Fear, uncertainty, optimism and euphoria are the four keywords that characterize last year.
At the beginning of 2020, there was a great deal of fear and uncertainty in the world about the spread of COVID-19. This led to the shutdown of large factories and stoppages in the supply of goods. Various restrictions and travel bans meant a sharp decline in foreign travel for Estonian residents. According to Statistics Estonia, 67% less foreign trips were made in 2020 than in 2019. Abstaining travel meant savings of around € 1 billion, which were redirected into domestic consumption.
The hopes for rapid vaccine development and support programs launched by central banks sparked optimism in the financial markets. Already in the autumn of last year, you could see the stock exchanges recovering from the spring low points, and the rapid growth of share prices continued in 2021 as well. Various European and American indexes reached their new highs. For example, the STOXX 500 has grown by 51% from March 2020 to today, while the S&P500 has grown by 79.7% over the same period. The rapid rise in stock prices also characterizes the Baltic markets – the OMX Baltic Benchmark general index has grown by 90% during this period.
The recovery of the Estonian economy was faster than initially predicted, but that didn’t happen evenly in all sectors. Due to the restrictions, tourism and the entertainment sector continue to be hit. In 2020, Eesti Pank forecasted that the economic downturn could be greater than 6% due to the effects of COVID-19. The reality was slightly better, and according to Statistics Estonia, Estonia's gross domestic product decreased by 2.9% in 2020. At the beginning of 2021, Eesti Pank forecast economic growth of 2.9% in 2021, but in September forecast, 9.5% growth is already expected for the year.

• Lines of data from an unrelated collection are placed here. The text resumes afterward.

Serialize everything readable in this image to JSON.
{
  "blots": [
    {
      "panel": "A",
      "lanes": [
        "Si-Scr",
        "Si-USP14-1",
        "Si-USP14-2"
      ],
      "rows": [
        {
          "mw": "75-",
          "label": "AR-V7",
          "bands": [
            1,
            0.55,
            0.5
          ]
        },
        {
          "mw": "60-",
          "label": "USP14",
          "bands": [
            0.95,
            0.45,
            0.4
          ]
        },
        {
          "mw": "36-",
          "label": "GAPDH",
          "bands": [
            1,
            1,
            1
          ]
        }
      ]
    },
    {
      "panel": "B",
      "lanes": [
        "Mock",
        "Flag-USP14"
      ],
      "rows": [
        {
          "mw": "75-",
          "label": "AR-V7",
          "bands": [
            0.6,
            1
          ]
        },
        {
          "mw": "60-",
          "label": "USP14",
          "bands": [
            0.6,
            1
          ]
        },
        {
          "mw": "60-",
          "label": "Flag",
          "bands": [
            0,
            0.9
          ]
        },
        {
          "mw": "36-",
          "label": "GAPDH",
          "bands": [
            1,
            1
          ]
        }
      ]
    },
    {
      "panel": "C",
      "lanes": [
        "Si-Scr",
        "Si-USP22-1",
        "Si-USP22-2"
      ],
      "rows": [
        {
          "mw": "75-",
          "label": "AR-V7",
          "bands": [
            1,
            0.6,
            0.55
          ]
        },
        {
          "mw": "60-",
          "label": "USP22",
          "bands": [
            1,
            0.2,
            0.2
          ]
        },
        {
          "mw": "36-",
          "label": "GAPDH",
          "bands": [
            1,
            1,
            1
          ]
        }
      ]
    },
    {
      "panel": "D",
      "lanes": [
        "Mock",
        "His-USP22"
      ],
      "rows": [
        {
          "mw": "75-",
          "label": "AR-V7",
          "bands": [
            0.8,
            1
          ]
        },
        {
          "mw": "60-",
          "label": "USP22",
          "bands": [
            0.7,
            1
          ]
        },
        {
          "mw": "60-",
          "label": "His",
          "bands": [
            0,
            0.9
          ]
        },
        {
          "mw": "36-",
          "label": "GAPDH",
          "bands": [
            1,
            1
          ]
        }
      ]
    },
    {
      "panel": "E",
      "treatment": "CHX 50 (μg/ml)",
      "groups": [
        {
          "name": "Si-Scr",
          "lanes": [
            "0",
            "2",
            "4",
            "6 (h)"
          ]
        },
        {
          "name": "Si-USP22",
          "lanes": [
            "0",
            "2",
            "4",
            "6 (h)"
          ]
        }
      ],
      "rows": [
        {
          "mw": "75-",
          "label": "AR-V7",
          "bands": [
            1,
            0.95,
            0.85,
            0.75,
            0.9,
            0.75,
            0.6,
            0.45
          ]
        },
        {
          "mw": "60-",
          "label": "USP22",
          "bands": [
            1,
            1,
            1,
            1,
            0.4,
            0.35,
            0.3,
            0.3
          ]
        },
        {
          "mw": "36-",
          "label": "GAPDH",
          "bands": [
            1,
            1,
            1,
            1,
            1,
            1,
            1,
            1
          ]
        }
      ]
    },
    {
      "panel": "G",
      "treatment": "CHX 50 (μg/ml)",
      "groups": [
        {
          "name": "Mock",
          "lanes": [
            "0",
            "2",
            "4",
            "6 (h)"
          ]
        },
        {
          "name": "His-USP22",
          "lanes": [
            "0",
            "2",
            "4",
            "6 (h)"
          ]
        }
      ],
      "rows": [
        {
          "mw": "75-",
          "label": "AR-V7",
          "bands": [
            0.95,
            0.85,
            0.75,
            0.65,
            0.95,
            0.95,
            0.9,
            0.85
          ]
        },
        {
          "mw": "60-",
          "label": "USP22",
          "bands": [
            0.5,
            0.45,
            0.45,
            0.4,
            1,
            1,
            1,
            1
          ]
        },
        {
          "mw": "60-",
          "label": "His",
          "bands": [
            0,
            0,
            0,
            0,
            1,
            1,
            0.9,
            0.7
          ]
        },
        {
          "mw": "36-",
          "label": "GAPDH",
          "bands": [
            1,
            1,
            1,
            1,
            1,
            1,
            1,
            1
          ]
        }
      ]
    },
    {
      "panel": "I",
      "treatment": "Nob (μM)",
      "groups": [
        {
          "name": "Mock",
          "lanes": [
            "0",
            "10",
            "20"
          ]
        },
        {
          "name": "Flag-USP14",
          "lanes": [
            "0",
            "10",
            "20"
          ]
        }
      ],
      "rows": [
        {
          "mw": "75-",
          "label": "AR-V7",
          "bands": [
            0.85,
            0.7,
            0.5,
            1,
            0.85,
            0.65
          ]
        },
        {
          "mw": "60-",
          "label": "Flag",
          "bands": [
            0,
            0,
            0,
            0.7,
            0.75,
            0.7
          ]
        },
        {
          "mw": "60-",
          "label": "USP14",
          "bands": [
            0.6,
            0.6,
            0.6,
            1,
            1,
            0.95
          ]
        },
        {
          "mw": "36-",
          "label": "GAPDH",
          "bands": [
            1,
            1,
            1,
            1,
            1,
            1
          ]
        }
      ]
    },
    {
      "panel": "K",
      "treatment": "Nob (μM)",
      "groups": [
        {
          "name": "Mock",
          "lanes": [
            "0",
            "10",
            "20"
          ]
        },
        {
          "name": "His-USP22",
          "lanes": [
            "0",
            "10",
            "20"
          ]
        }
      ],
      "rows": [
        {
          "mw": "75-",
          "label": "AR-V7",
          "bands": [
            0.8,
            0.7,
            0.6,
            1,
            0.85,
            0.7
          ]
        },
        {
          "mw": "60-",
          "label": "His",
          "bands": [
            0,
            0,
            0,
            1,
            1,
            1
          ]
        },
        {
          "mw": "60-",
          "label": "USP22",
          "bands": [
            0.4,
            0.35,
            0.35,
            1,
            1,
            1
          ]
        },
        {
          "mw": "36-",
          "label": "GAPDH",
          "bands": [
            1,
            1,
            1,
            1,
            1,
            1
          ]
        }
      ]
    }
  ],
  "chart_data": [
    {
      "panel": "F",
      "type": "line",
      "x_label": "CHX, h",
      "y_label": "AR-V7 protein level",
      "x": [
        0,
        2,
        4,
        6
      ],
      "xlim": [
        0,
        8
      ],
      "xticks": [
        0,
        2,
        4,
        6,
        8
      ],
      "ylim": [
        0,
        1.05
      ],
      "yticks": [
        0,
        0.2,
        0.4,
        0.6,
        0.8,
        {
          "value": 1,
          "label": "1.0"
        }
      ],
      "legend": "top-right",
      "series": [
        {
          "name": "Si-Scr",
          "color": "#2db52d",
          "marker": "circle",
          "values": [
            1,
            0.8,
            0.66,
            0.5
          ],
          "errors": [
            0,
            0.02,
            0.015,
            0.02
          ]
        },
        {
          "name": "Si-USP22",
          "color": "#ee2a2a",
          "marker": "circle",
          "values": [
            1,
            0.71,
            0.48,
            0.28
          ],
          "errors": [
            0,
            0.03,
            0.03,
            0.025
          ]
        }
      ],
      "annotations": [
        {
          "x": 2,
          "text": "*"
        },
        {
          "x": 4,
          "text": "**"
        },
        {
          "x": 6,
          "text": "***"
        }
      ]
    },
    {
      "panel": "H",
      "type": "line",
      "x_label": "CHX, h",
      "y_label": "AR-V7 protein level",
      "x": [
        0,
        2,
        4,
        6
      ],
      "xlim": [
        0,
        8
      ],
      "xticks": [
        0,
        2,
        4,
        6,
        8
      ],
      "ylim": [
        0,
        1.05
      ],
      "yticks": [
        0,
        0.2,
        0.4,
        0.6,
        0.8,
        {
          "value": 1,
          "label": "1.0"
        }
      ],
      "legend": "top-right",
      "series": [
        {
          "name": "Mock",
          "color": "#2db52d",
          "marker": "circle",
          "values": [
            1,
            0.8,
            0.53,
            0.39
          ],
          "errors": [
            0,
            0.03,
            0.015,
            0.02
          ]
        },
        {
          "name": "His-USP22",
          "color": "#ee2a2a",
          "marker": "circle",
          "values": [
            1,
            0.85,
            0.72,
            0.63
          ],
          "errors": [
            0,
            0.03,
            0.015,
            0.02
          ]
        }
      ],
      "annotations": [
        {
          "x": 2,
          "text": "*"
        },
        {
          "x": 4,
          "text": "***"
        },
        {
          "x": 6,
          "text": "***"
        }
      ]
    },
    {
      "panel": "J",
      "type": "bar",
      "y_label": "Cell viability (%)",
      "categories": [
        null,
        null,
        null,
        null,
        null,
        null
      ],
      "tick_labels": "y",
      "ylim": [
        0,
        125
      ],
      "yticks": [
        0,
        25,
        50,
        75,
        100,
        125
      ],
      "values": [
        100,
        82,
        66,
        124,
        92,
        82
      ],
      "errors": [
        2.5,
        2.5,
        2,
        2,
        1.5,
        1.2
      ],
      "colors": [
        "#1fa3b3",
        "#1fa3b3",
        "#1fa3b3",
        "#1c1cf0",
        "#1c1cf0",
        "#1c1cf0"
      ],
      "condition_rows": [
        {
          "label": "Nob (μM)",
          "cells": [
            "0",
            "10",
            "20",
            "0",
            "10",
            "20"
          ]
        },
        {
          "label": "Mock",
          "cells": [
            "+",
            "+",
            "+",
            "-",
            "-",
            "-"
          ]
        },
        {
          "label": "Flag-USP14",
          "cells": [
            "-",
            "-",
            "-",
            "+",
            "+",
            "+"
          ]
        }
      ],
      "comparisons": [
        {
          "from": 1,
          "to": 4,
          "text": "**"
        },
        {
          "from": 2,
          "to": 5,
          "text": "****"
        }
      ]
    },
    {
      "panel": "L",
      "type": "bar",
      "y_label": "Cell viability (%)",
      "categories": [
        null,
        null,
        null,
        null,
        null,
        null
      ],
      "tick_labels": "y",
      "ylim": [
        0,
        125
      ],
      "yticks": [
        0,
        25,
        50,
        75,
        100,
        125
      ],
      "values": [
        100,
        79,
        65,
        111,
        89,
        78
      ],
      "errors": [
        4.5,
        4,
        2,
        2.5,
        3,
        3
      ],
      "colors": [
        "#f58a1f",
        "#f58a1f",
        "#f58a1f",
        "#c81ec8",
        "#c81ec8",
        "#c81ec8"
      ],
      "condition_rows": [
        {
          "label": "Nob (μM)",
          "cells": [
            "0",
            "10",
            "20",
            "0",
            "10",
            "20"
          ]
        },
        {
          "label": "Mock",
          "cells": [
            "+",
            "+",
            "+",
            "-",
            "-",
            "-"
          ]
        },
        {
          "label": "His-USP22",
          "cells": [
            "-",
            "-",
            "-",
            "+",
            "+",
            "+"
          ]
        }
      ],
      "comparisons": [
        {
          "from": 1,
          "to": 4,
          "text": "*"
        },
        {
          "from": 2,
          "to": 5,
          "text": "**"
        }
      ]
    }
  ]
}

Due to the effects of the coronavirus, Estonia's GDP decreased by 2.9% in 2020. How is it possible then that, compared to 2020, the total value of the TOP 101 Estonia’s most valuable Enterprises has risen sharply? The valuation of companies is based on companies’ 2020 financial results, but we take the stock market multipliers as of the 30th of June 2021. The increase in the total value of the TOP 101 compared to the previous year therefore gives a signal that Estonian companies have mostly managed to come out of the crisis and the economy as a whole has exceeded the pre-crisis level.
There have been no major changes in the division of sectors compared to the previous year. The share of the real estate sector has decreased and that of the financial sector companies has increased. To some extent, the growth of financial sector companies is due to the general recovery of the markets compared to the summer of the previous year, but updated valuation methodology also plays a role. Namely, we supplemented the methodology so that the value of the bank depends not only on the book value of equity but also on its productivity or ROE. In addition, we narrowed the peer group companies by their geographical area. Previously, we derived the TOP 101 banks multipliers from the European stock exchange banks’ P/B ratios. Now we narrowed the peer group geographically to only Northern-European and Baltic banks.
A very good indicator when analyzing the TOP 101 ranking is the value of the 101st company. If in 2020 the value of the 101st company was € 59 million, then in 2021 the TOP threshold was already at 87 million euros. This shows that the increase in the total value of the top is not only due to the increase in the value of few larger companies, but the economy as a whole is in a growth phase.